Retail investors have to capitulate. Financial professionals love to argue that bear markets hit bottom when individual investors give up on stocks in a crescendo or capitulation of panic selling. Only trouble is that isn't what happened on several occasions. Bear markets sometimes end in a selling frenzy, but they often end in an indifferent stupor.
Fear has to spike. Many professionals contend that the Volatility Index or VIX, is too low right now. The VIX, commonly called market's fear gauge, spiked to then-record highs in October 2008, during the global financial crisis—but stocks still fell more than 19 per cent before the bear market finally ended in March 2009. When markets are trying to re-price their expectations of the future, they only nibble away at that truth. No single indicator like the VIX can capture the moment when those expectations are about to shift.
Although stocks didn't seem like a statistical bargain at the time, they went on to gain roughly 15 per cent annually over the next decade. All this shows the folly of trying to figure out when stocks have hit bottom. So you should distinguish what you can control from what you can't. Instead of wasting your time trying to read the market's tea leaves, take charge of the risks you run, the taxes you incur and your investing time horizon. Quote of the week: "An investment in knowledge pays the best interest." — Benjamin Franklin When it comes to investing, nothing will pay off more than educating yourself. Do the necessary research and analysis before making any investment decisions.
F&O / SECTOR WATCH
With Q1 results season in motion, derivatives segment witnessed sector and stock-specific moves. While Nifty closed above key psychological level of 16000, Bank Nifty ended the week below 35000 levels. On Option front, maximum Call Open Interest (OI) is at 16500 followed by 17000 strike and maximum Put OI is at 15500 then 15000 strike. Call writing was seen at 16400 then 16300 strike while Put writing is seen at 15600 then 15800 strike. Option data suggests a wider trading range in between 15700 to 16350 zones. Implied Colatility (IV) of Calls closed at 17.80 per cent, while that for Put options closed at 18.37 per cent. The Nifty VIX for the week closed at 18.34 per cent. PCR of OI for the week closed at 1.16 lower than previous week, which indicates more call writing than put writing during the week. For upcoming week, expect markets to trade with positive bias if Nifty holds above 16000 level. A decisive move beyond 16250 levels could trigger fresh round of buying and propel Nifty towards 16500 levels as well.

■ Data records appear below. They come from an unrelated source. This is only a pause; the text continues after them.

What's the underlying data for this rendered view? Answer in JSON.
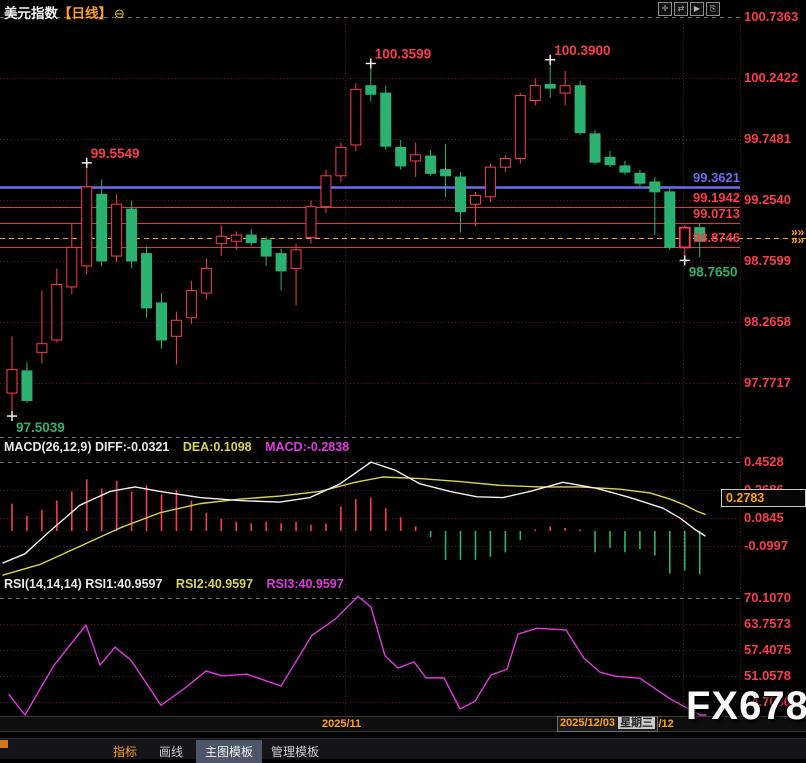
{
  "window": {
    "symbol": "美元指数",
    "period": "【日线】",
    "collapse_icon": "⊖",
    "toolbar": [
      "✛",
      "⇄",
      "▶",
      "⎘"
    ]
  },
  "axis_strip": {
    "tick1": "2025/11",
    "tick2": "2025/12",
    "tooltip_date": "2025/12/03",
    "tooltip_weekday": "星期三"
  },
  "watermark": "FX678",
  "tabs": [
    "指标",
    "画线",
    "主图模板",
    "管理模板"
  ],
  "macd_header": {
    "left": "MACD(26,12,9) DIFF:-0.0321",
    "dea": "DEA:0.1098",
    "macd": "MACD:-0.2838"
  },
  "rsi_header": {
    "left": "RSI(14,14,14) RSI1:40.9597",
    "rsi2": "RSI2:40.9597",
    "rsi3": "RSI3:40.9597"
  },
  "macd_axis_box_value": "0.2783",
  "current_price_marker": "»»",
  "colors": {
    "up": "#fb3c4c",
    "down": "#2bb270",
    "blue_line": "#6a6ef2",
    "orange": "#ffa11e",
    "dea_yellow": "#d6d64a",
    "magenta": "#e03ae0",
    "axis_red": "#fb3c4c",
    "white": "#eeeeee"
  },
  "chart_data": {
    "type": "candlestick",
    "title": "美元指数 日线",
    "price_axis_ticks": [
      "100.7363",
      "100.2422",
      "99.7481",
      "99.2540",
      "98.7599",
      "98.2658",
      "97.7717"
    ],
    "candles": [
      [
        97.69,
        98.15,
        97.5039,
        97.88
      ],
      [
        97.87,
        97.94,
        97.61,
        97.63
      ],
      [
        98.02,
        98.52,
        97.93,
        98.09
      ],
      [
        98.12,
        98.7,
        98.1,
        98.57
      ],
      [
        98.55,
        99.06,
        98.49,
        98.87
      ],
      [
        98.72,
        99.5549,
        98.65,
        99.36
      ],
      [
        99.3,
        99.42,
        98.72,
        98.76
      ],
      [
        98.8,
        99.3,
        98.75,
        99.22
      ],
      [
        99.18,
        99.25,
        98.7,
        98.76
      ],
      [
        98.82,
        98.88,
        98.3,
        98.38
      ],
      [
        98.42,
        98.5,
        98.05,
        98.12
      ],
      [
        98.15,
        98.35,
        97.92,
        98.28
      ],
      [
        98.3,
        98.6,
        98.25,
        98.52
      ],
      [
        98.5,
        98.78,
        98.45,
        98.7
      ],
      [
        98.9,
        99.05,
        98.8,
        98.96
      ],
      [
        98.92,
        99.0,
        98.85,
        98.97
      ],
      [
        98.97,
        99.02,
        98.88,
        98.91
      ],
      [
        98.93,
        98.96,
        98.72,
        98.8
      ],
      [
        98.82,
        98.86,
        98.52,
        98.68
      ],
      [
        98.7,
        98.9,
        98.4,
        98.85
      ],
      [
        98.95,
        99.25,
        98.9,
        99.2
      ],
      [
        99.2,
        99.5,
        99.15,
        99.45
      ],
      [
        99.45,
        99.72,
        99.4,
        99.68
      ],
      [
        99.7,
        100.2,
        99.65,
        100.15
      ],
      [
        100.18,
        100.3599,
        100.05,
        100.11
      ],
      [
        100.12,
        100.18,
        99.66,
        99.69
      ],
      [
        99.68,
        99.74,
        99.5,
        99.53
      ],
      [
        99.57,
        99.72,
        99.44,
        99.62
      ],
      [
        99.61,
        99.66,
        99.45,
        99.47
      ],
      [
        99.5,
        99.71,
        99.28,
        99.45
      ],
      [
        99.44,
        99.48,
        98.99,
        99.16
      ],
      [
        99.22,
        99.32,
        99.04,
        99.29
      ],
      [
        99.28,
        99.55,
        99.24,
        99.52
      ],
      [
        99.52,
        99.62,
        99.48,
        99.59
      ],
      [
        99.59,
        100.12,
        99.55,
        100.1
      ],
      [
        100.06,
        100.24,
        100.02,
        100.18
      ],
      [
        100.19,
        100.39,
        100.08,
        100.16
      ],
      [
        100.12,
        100.3,
        100.02,
        100.18
      ],
      [
        100.18,
        100.22,
        99.78,
        99.8
      ],
      [
        99.79,
        99.82,
        99.54,
        99.56
      ],
      [
        99.6,
        99.65,
        99.52,
        99.54
      ],
      [
        99.53,
        99.57,
        99.46,
        99.48
      ],
      [
        99.47,
        99.5,
        99.35,
        99.39
      ],
      [
        99.4,
        99.44,
        98.97,
        99.32
      ],
      [
        99.32,
        99.35,
        98.85,
        98.87
      ],
      [
        98.87,
        99.05,
        98.765,
        99.03
      ],
      [
        99.03,
        99.06,
        98.79,
        98.92
      ]
    ],
    "highlight_candle": 46,
    "hlines": [
      {
        "value": 99.3621,
        "label": "99.3621",
        "color": "#6a6ef2",
        "width": 2.5,
        "dash": ""
      },
      {
        "value": 99.1942,
        "label": "99.1942",
        "color": "#e03545",
        "width": 1,
        "dash": ""
      },
      {
        "value": 99.0713,
        "label": "99.0713",
        "color": "#e03545",
        "width": 1,
        "dash": ""
      },
      {
        "value": 98.8746,
        "label": "98.8746",
        "color": "#e03545",
        "width": 1,
        "dash": ""
      },
      {
        "value": 98.946,
        "label": "",
        "color": "#ffa11e",
        "width": 1,
        "dash": "5 4"
      }
    ],
    "annotations": [
      {
        "candle": 1,
        "price": 97.5039,
        "label": "97.5039",
        "color": "#2bb270",
        "side": "below"
      },
      {
        "candle": 6,
        "price": 99.5549,
        "label": "99.5549",
        "color": "#fb3c4c",
        "side": "above"
      },
      {
        "candle": 25,
        "price": 100.3599,
        "label": "100.3599",
        "color": "#fb3c4c",
        "side": "above"
      },
      {
        "candle": 37,
        "price": 100.39,
        "label": "100.3900",
        "color": "#fb3c4c",
        "side": "above"
      },
      {
        "candle": 46,
        "price": 98.765,
        "label": "98.7650",
        "color": "#2bb270",
        "side": "below"
      }
    ],
    "macd": {
      "params": "(26,12,9)",
      "diff": -0.0321,
      "dea": 0.1098,
      "macd": -0.2838,
      "axis_ticks": [
        "0.4528",
        "0.2686",
        "0.0845",
        "-0.0997"
      ],
      "axis_tick_values": [
        0.4528,
        0.2686,
        0.0845,
        -0.0997
      ],
      "crosshair_value": 0.2783,
      "histogram": [
        0.18,
        0.1,
        0.14,
        0.2,
        0.26,
        0.34,
        0.28,
        0.33,
        0.26,
        0.3,
        0.24,
        0.27,
        0.2,
        0.12,
        0.08,
        0.06,
        0.05,
        0.06,
        0.05,
        0.06,
        0.04,
        0.05,
        0.16,
        0.21,
        0.22,
        0.15,
        0.09,
        0.03,
        -0.04,
        -0.19,
        -0.19,
        -0.19,
        -0.17,
        -0.14,
        -0.06,
        0.01,
        0.03,
        0.02,
        0.01,
        -0.14,
        -0.11,
        -0.14,
        -0.12,
        -0.16,
        -0.28,
        -0.26,
        -0.2838
      ],
      "diff_line": [
        [
          3,
          -0.21
        ],
        [
          25,
          -0.15
        ],
        [
          50,
          0.0
        ],
        [
          80,
          0.17
        ],
        [
          110,
          0.26
        ],
        [
          135,
          0.29
        ],
        [
          160,
          0.26
        ],
        [
          200,
          0.22
        ],
        [
          240,
          0.2
        ],
        [
          280,
          0.19
        ],
        [
          310,
          0.22
        ],
        [
          340,
          0.31
        ],
        [
          371,
          0.4528
        ],
        [
          395,
          0.4
        ],
        [
          420,
          0.31
        ],
        [
          450,
          0.26
        ],
        [
          477,
          0.225
        ],
        [
          503,
          0.22
        ],
        [
          530,
          0.26
        ],
        [
          563,
          0.32
        ],
        [
          580,
          0.3
        ],
        [
          597,
          0.28
        ],
        [
          630,
          0.22
        ],
        [
          663,
          0.15
        ],
        [
          680,
          0.085
        ],
        [
          695,
          0.01
        ],
        [
          705,
          -0.0321
        ]
      ],
      "dea_line": [
        [
          3,
          -0.29
        ],
        [
          40,
          -0.22
        ],
        [
          80,
          -0.1
        ],
        [
          120,
          0.02
        ],
        [
          160,
          0.12
        ],
        [
          200,
          0.18
        ],
        [
          240,
          0.21
        ],
        [
          280,
          0.23
        ],
        [
          320,
          0.26
        ],
        [
          355,
          0.32
        ],
        [
          383,
          0.355
        ],
        [
          420,
          0.345
        ],
        [
          460,
          0.325
        ],
        [
          500,
          0.3
        ],
        [
          540,
          0.29
        ],
        [
          580,
          0.29
        ],
        [
          620,
          0.275
        ],
        [
          650,
          0.25
        ],
        [
          670,
          0.21
        ],
        [
          685,
          0.17
        ],
        [
          697,
          0.13
        ],
        [
          705,
          0.1098
        ]
      ]
    },
    "rsi": {
      "params": "(14,14,14)",
      "rsi1": 40.9597,
      "rsi2": 40.9597,
      "rsi3": 40.9597,
      "axis_ticks": [
        "70.1070",
        "63.7573",
        "57.4075",
        "51.0578",
        "44.7080"
      ],
      "axis_tick_values": [
        70.107,
        63.7573,
        57.4075,
        51.0578,
        44.708
      ],
      "line": [
        [
          9,
          46.5
        ],
        [
          25,
          41.3
        ],
        [
          54,
          53.7
        ],
        [
          86,
          63.5
        ],
        [
          100,
          53.7
        ],
        [
          115,
          58.1
        ],
        [
          131,
          54.9
        ],
        [
          161,
          43.9
        ],
        [
          186,
          48.3
        ],
        [
          206,
          52.3
        ],
        [
          222,
          51.1
        ],
        [
          247,
          51.5
        ],
        [
          281,
          48.6
        ],
        [
          312,
          61.0
        ],
        [
          335,
          64.9
        ],
        [
          358,
          70.5
        ],
        [
          371,
          67.9
        ],
        [
          385,
          56.0
        ],
        [
          398,
          53.0
        ],
        [
          414,
          54.5
        ],
        [
          426,
          50.6
        ],
        [
          444,
          50.6
        ],
        [
          460,
          43.0
        ],
        [
          475,
          44.9
        ],
        [
          491,
          51.3
        ],
        [
          507,
          52.7
        ],
        [
          518,
          61.3
        ],
        [
          537,
          62.7
        ],
        [
          566,
          62.3
        ],
        [
          584,
          55.4
        ],
        [
          600,
          52.0
        ],
        [
          615,
          51.0
        ],
        [
          640,
          50.5
        ],
        [
          655,
          48.0
        ],
        [
          670,
          45.5
        ],
        [
          685,
          43.5
        ],
        [
          700,
          41.0
        ],
        [
          706,
          40.9597
        ]
      ]
    },
    "x_gridlines": [
      345,
      683,
      740
    ]
  }
}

However, if the Nifty breaks 15,850 level, the last week's low point, then there could be sharp fall up to 15,700-15,500. Industry observers say that the rally has just started in the automobile sector. Auto sector is an area where one should definitely be positioned and overweight now. Information Technology index shed six percent during the week ended suggesting sustained selling in the sector. For present, the sector is out of favour, even though a odd company might do well, very rarely will one find that a stock will outperform the market or outperform the sector. Pharma stocks witnessed renewed buying interest. The sector is seen turning around by improving its momentum and may show stock-specific outperformance going ahead from here. Stock futures looking good are Alkem, BHEL, MCX, Polycab India, Shriram Transport, SBI Life, Syngene and Whirlpool.
Stock futures looking weak are Bharti Airtel, HCL Tech, Intellect Design, Jindal Steel, Powergrid, Sun TV and Wipro.